Há muitos hoje no mundo inteiro, das mais diferentes procedências, preocupados com a crise atual que engloba um complexo de outras crises. Cada um traz luz. E toda luz é criadora. Mas, de minha parte, vindo da filosofia e da teologia, sinto necessidade de uma reflexão que vá mais fundo, às raizes, de onde lentamente ela se originou e que hoje eclode com toda a sua virulência. À diferença de outras crises anteriores, esta possui uma singularidade: nela está em jogo o futuro da vida e a continuidade de nossa civilização. Nossas práticas estão indo contra o curso evolucionário da Terra. Esta nos criou um lugar amigável para viver mas nós não estamos nos mostrando amigáveis para com ela. Movemos-lhe uma guerra sem trégua em todas as frentes, sem nenhuma chance de vencer. Ela pode continuar sem nós. Nós, no entando, precisamos dela.
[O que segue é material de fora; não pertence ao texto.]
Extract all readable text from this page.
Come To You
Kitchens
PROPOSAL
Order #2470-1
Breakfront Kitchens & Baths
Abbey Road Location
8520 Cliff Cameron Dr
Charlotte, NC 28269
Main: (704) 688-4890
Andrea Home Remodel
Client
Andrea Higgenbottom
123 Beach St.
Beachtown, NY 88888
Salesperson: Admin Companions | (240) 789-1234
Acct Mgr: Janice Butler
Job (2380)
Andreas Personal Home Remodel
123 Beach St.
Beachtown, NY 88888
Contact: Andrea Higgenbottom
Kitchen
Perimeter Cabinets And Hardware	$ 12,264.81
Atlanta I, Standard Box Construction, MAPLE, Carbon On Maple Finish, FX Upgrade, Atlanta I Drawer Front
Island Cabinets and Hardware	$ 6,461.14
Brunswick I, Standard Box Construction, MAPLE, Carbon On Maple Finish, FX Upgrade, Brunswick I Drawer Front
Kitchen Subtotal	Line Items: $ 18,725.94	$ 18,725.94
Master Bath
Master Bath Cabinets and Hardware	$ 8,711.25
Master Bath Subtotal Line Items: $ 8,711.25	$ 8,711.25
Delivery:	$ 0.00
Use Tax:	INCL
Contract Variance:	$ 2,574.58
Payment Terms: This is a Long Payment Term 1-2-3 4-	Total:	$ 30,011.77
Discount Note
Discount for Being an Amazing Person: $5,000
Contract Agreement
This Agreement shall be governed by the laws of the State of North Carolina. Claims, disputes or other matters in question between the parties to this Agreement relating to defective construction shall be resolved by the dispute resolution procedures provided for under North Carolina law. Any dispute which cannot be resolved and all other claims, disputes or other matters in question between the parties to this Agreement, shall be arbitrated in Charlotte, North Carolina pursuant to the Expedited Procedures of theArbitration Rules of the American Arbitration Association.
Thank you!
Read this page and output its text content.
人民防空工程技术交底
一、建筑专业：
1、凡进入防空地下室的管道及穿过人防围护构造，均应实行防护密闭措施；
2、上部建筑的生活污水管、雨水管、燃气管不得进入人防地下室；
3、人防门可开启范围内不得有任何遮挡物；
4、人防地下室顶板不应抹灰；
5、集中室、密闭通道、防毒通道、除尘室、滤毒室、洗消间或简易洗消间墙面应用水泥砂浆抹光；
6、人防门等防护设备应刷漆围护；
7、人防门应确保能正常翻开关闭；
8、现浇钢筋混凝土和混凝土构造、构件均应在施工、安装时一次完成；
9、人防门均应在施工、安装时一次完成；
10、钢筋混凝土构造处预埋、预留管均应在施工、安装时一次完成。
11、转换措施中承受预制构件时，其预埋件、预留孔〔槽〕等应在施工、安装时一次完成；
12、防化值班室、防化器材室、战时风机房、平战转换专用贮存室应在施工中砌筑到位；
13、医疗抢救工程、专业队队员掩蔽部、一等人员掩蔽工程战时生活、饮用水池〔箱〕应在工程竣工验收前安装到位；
Estimo que a origem próxima (não vamos retroceder até o homo faber de dois milhões de anos atrás) se encontra no paradigma da modernidade que fragmentou o real e o transformou num objeto de ciência e num campo de intervenção técnica. Até então a humanidade se entendia normalmente com parte de um cosmos vivente e cheio de propósito, sentindo-se filho e filha da Mãe Terra. Agora ela foi transformada num armazém de recursos. As coisas e os seres humanos estão desconectados entre si, cada qual seguindo um curso próprio. Essa virada produziu uma concepção mecanisista e atomizada da realidade que está erodindo a continuidade de nossas experiências e a integridade de nosso psiqué coletiva.
A secularização de todas as esferas da vida nos tirou o sentimento de pertença a um Todo maior. Estamos desenraizados e mergulhados numa profunda solidão. O oposto à uma visão espiritual do mundo não é o materialismo ou o ateismo. É o desenraizamento e o sentimento de que estamos sós no universo e perdidos, coisa que uma visão espiritual do mundo impedia. Esse complexo de questões subjaz à atual crise. Precisamos, para sair dela, reencantar o mundo e perceber a Matriz Relacional (Relational Matrix) em erosão, que nos envolve a todos. Somos urgidos a comprender o signficado do projeto humano no interior de um universo em evolução/criação. As novas ciências depois de Einstein, de Heisenberg/Bohr, de Prigogine e de Hawking nos mostraram que todas as coisas se encontram interconectadas umas com as outras de tal forma que formam um complexo Todo.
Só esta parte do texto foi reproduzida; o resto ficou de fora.